Students have attended a celebratory event to mark the start of a partnership for helping care leavers excel in higher education.
Plymouth University has partnered with The Unite Foundation - the charitable arm of its student accommodation partner, Unite Students - to provide free accommodation and a cost of living allowance to a number of successful applicants. Eligible students include those who have previously been in local authority care, are irreconcilably estranged from their parents or have been living in residential provision for young homeless adults.
On 21 October the first cohort of students benefiting from the scholarship met with Professor David Coslett, Interim Vice-Chancellor and Chief Executive at Plymouth University, and Jenny Shaw, Chair of the Unite Foundation, as they signed a Memorandum of Understanding.
Following the partnership agreement back in May, The Unite Foundation is set to award five scholarships each year to applicants to Plymouth University, which will meet the full cost of accommodation in a Plymouth Unite student property for 52 weeks of the year plus a cash scholarship of £3,000 per year, for the duration of their course.
This equates to approximately £30,000 of financial support per student over the course of their degree.

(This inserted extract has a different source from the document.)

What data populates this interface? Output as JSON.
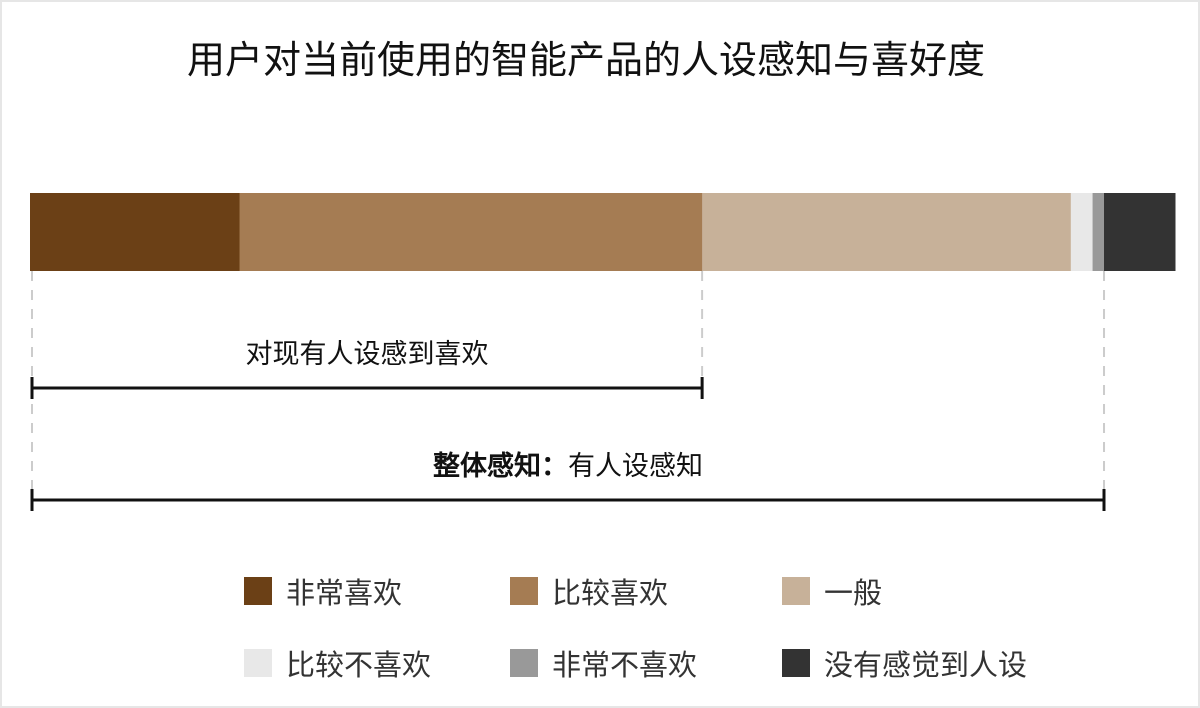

This is a vital source of support for the students who apply, particularly as funding is one of the key issues to determine whether a care leaver will attend or stay on in higher education.
Louise Baker, who attended the event on behalf of the University’s care leavers’ team, said:
“Accommodation and funding are two of the most important considerations for any student and a major factor in how they settle in to their new city and life, and our first cohort of Plymouth University Unite scholars have been delighted to meet Jenny and her colleagues from Unite who, along with the University, have effectively opened up the door to afford them a future in higher education.”
Jenny Shaw from The Unite Foundation said:
“The barriers faced by our scholars are very real. For example, if you are a young person who has been in care you are six times less likely to make it to university. That’s clearly unfair. Plymouth University is as committed to levelling the odds as we are, and it’s fantastic they have become a Unite Foundation partner university.”
Professor Coslett said:
“We are delighted to launch this partnership because it helps shape our inclusive approach to all students including young people from care backgrounds and others in need enabling them to realise their dreams.”
Plymouth University Care Leavers Service works with looked after young people prior to enrolment at Plymouth and with current students that are care leavers. It offers a care leaver bursary of £2,000 per year, access to year-round accommodation, membership of the Care Advisory Knowledge Exchange (CAKE) group plus a support worker who will signpost, advocate and provide a friendly listening ear.